Konstantin von Economo
Choroba została po raz pierwszy opisana w 1917 roku przez austriackiego psychiatrę i neurologa Konstantina von Economo. Nazwał to "letargicznym zapaleniem mózgu":
"Mamy do czynienia z rodzajem sennej choroby, która ma niesamowicie długi przebieg, pierwsze objawy pojawiają się dość gwałtownie, począwszy od bólów głowy i złego samopoczucia, a następnie pojawia się stan senności, któremu czasami towarzyszy majaczenie, ale pacjent łatwo się regeneruje. Ten stan snu może prowadzić do śmierci - wkrótce lub kilka tygodni później, z drugiej strony może pozostać niezmieniony przez tygodnie, a nawet miesiące. oh senność do głębokiego stupor i śpiączka ".Strasznie, choroba nie miała pojedynczych objawów - ona, podobnie jak wielogłowa hydra, objawiała się na różne sposoby.

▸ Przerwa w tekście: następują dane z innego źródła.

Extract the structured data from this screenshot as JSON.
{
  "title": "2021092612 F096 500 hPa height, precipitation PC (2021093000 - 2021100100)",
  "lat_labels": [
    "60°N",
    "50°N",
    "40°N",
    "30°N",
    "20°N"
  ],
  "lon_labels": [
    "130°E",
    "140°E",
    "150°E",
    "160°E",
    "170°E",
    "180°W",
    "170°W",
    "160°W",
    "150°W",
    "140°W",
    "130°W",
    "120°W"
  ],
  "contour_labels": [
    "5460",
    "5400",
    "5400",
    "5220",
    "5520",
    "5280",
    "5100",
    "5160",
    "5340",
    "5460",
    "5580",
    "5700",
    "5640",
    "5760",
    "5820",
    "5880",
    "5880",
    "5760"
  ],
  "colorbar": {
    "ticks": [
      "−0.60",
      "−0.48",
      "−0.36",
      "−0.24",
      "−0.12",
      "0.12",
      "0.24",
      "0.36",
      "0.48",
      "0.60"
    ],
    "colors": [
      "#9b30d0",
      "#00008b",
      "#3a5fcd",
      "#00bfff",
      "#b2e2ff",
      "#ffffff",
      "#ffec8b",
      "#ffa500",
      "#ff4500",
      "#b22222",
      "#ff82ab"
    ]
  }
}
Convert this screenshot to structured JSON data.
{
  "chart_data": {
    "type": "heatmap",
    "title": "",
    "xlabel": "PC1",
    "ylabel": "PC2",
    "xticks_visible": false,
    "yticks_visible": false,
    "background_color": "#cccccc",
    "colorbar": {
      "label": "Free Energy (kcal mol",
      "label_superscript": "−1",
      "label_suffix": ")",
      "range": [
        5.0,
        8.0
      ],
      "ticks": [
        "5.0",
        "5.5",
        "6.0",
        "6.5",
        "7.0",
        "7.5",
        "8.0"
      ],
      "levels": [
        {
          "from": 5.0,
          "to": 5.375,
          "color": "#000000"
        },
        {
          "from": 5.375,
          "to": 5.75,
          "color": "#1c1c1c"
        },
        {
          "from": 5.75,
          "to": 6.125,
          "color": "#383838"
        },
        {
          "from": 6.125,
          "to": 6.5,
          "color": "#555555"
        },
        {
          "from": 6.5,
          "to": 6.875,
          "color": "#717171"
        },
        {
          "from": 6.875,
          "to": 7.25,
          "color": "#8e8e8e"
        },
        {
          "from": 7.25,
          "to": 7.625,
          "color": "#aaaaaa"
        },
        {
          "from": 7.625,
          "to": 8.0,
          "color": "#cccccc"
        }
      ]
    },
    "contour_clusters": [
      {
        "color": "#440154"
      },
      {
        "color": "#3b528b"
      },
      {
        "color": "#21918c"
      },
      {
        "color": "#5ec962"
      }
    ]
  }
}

"Jedna trzecia pacjentów zmarła w stanie ostrej śpiączki, zapadła w stan śpiączki, z której nie mogły być przebudzone, lub w stanie tak intensywnej bezsenności, że nie można było ich uśpić żadną miarą. Absolutna niezdolność zasypiania (agripnia) nieuchronnie zakończyła się śmiercią pacjenta w ciągu 10-14 dni. Stopień ciężkości stanu tych pacjentów (ich mechanizmy snu mózgowego zostały zniszczone) wykazał po raz pierwszy i wyraźnie potrzebę fizjologicznej osoby . Czasami na bezsenność towarzyszy stałej niepohamowaną podniecenia, które przynoszą pacjentom w szał, ciało i dusza wściekliźnie Tacy pacjenci są w stanie ciągłego podniecenia i ruchu do śmierci, która nastąpi w ciągu tygodnia całkowitego wyczerpania. - Dziesięć dni ".Kilka lat po tym, jak von Ekono opublikował swoje obserwacje, przerażająca epidemia zaczęła nawiedzać jeden dom po drugim, zabierając życie niektórym i zostawiając unieruchomione ciała innych..
"Pandemia, która szalała od dziesięciu lat, twierdziła lub okaleczyła życie prawie pięciu milionów ludzi, zanim zniknęła - równie nagle i tajemniczo jak się pojawiła. Oliver Sachs.Około jedna trzecia zarażonych zmarła, a około 20% potrzebowało profesjonalnej opieki do końca życia. Mniej niż jedna trzecia pacjentów w pełni wyzdrowiała.
Choroba dotknęła ludzi w każdym wieku, ale osoby w wieku od 15 do 35 lat były najbardziej bezbronne. Pierwsze objawy choroby prawie nie różniły się od zwykłego przeziębienia: gorączka, ból głowy, zmęczenie i katar. Na początku nikomu nie przyszło do głowy, że to, co napotkali, jest o wiele bardziej niebezpieczne..
Podczas autopsji Von Economo ustalił, że przyczyną śmierci był dotknięty podwzgórze. Jest to niewielka część mózgu odpowiedzialna za ogromną różnorodność ludzkich funkcji, w tym sen. Zapalenie podwzgórza z powodu infekcji doprowadziło do uszkodzenia tego obszaru mózgu, co było przyczyną śmierci. Ale czynnik sprawczy epidemicznego zapalenia mózgu nie jest izolowany. Uważa się, że jest to wirus..
I chociaż epidemia nigdy się nie powtórzyła, choroba może ponownie uderzyć w każdej chwili. Wirusolog John Oxford jest pewien, że gra jeszcze się nie skończyła:
"Jestem pewien, że bez względu na przyczynę choroby może on dostarczyć nowego ciosu, dopóki nie dowiemy się, co spowodowało chorobę, nie będziemy w stanie temu zapobiec, jeśli ponownie wystąpi epidemia".